Feridun Zaimoglu ist mit seinem Luther-Roman „Evangelio“ gescheitert

Von Norbert MecklenburgRSS-Newsfeed neuer Artikel von Norbert Mecklenburg

Besprochene Bücher / Literaturhinweise

Es ist kein Wunder und auch keine Schande, wenn ein Literatur-Autor am Gegenstand Martin Luther scheitert. Luther als ein welthistorisches Individuum ist nicht nur eine der komplexesten, sondern auch bestdokumentierten und -erforschten Gestalten der deutschen Geschichte, die einem Dichter wenig Spielraum gibt und an ihn zugleich hohe Anforderungen stellt. Darum sind seit 500 Jahren fast alle Versuche, den historischen in einen poetischen Luther zu verwandeln, gescheitert. Die meisten der Autoren waren diesem Gegenstand schon sprachlich und intellektuell nicht gewachsen. Das hat natürlich die Ansichten des Reformators beschädigt, die sie im literarischen Medium anboten. Allenfalls ist es in diesem oder jenem Fall interessant, auf welche Weise und auf welchem Niveau sie gescheitert sind. In ungünstigem Fall kann man fragen, warum ein Autor nicht aufgegeben hat, sich an Luther zu versuchen, in noch ungünstigerem, warum ein Verlag seinen missratenen Versuch zum Druck gebracht hat.

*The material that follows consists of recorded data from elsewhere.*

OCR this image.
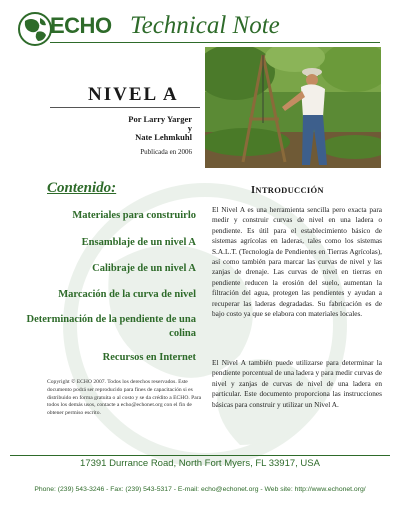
ECHO Technical Note
NIVEL A
Por Larry Yarger
y
Nate Lehmkuhl
Publicada en 2006
Contenido:
Materiales para construirlo
Ensamblaje de un nivel A
Calibraje de un nivel A
Marcación de la curva de nivel
Determinación de la pendiente de una
colina
Recursos en Internet
Copyright © ECHO 2007. Todos los derechos reservados. Este documento podrá ser reproducido para fines de capacitación si es distribuido en forma gratuita o al costo y se da crédito a ECHO. Para todos los demás usos, contacte a echo@echonet.org con el fin de obtener permiso escrito.
INTRODUCCIÓN
El Nivel A es una herramienta sencilla pero exacta para medir y construir curvas de nivel en una ladera o pendiente. Es útil para el establecimiento básico de sistemas agrícolas en laderas, tales como los sistemas S.A.L.T. (Tecnología de Pendientes en Tierras Agrícolas), así como también para marcar las curvas de nivel y las zanjas de drenaje. Las curvas de nivel en tierras en pendiente reducen la erosión del suelo, aumentan la filtración del agua, protegen las pendientes y ayudan a recuperar las laderas degradadas. Su fabricación es de bajo costo ya que se elabora con materiales locales.
El Nivel A también puede utilizarse para determinar la pendiente porcentual de una ladera y para medir curvas de nivel y zanjas de curvas de nivel de una ladera en particular. Este documento proporciona las instrucciones básicas para construir y utilizar un Nivel A.
17391 Durrance Road, North Fort Myers, FL 33917, USA
Phone: (239) 543-3246 - Fax: (239) 543-5317 - E-mail: echo@echonet.org - Web site: http://www.echonet.org/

 Diesen letzteren Fall stellt der Roman Evangelio von Feridun Zaimoglu dar, der sein Produkt im Untertitel ausdrücklich einen „Luther-Roman“ nennt. Als ein solcher soll dieser darum hier auch vorgestellt und bewertet werden, nicht als typisches Produkt aus der Roman-Manufaktur Zaimoglu. Der Autor hat seinen Erzählversuch um das ebenso beliebte wie ausgeleierte Motiv „Luther auf der Wartburg“ arrangiert. So knipste vor genau 100 Jahren Friedrich Lienhard für sein gleichnamiges Drama über dieser Episode neuromantisches Kunstlicht an. So präsentierte vor mehr als zwei Jahrzehnten Hans Christoph Buch Martin Luther in der Erzählung Der Hintern des Teufels in seinem Buch Der Burgwart der Wartburg in satirischer Absicht durch die Brille eines ewigen Überwachers. Erzähltechnisch ist das fast schon der Ansatz Zaimoglus: Dessen Ich-Erzähler ist ein vom Kurfürsten als Leibwächter Luthers bestallter Landsknecht namens Burkhard, ein roher, ungebildeter Gewaltmensch und Macho, der seinen Job korrekt, aber widerwillig ausführt. Denn er selbst ist und bleibt papsttreuer Katholik, der in Luther nichts als einen verirrten „Ketzer“ sieht.

 Historisch gesehen, stellt dessen Wartburgzeit eine äußerlich zwar ruhige, geistig aber sehr spannungsvolle und zugleich fruchtbare Phase dar: Durch Acht und Bann auf dem Reichstag in Worms gerade als „Ketzer“ mit Verhaftung und Tod bedroht, von seinem Landesherrn darum fürsorglich auf die Wartburg als vorläufiges Asyl entführt, dort elf Monate lang inkognito als „Junker Jörg“ lebend, verfasste Luther eine ganze Reihe weiterer Schriften, stand in regem Briefwechsel vor allem mit seinen Freunden und übersetzte das Neue Testament ins Deutsche, ehe er, gegen den Willen des Kurfürsten, aus der „verhassten Einsamkeit“ nach Wittenberg zurückkehrte – die mutigste Tat seines Lebens (Richard Friedenthal) –, um die dortigen religiösen, kulturellen und sozialen Unruhen bekämpfen zu helfen. Körperliche und seelische Krisen – für Luther „Anfechtungen“ – während dieser erzwungenen Monate auf der Wartburg kamen jedoch nicht, wie frühere, durch die er zum Reformator reifte, aus Zweifel in Bezug auf die Gnade Gottes, sondern auf die Übermacht der Reformationsfeinde. Dagegen stellte er, wie seine Schriften und Briefe belegen, seinen unbedingten und unbeirrbaren Glauben an das wiederentdeckte „Evangelium“.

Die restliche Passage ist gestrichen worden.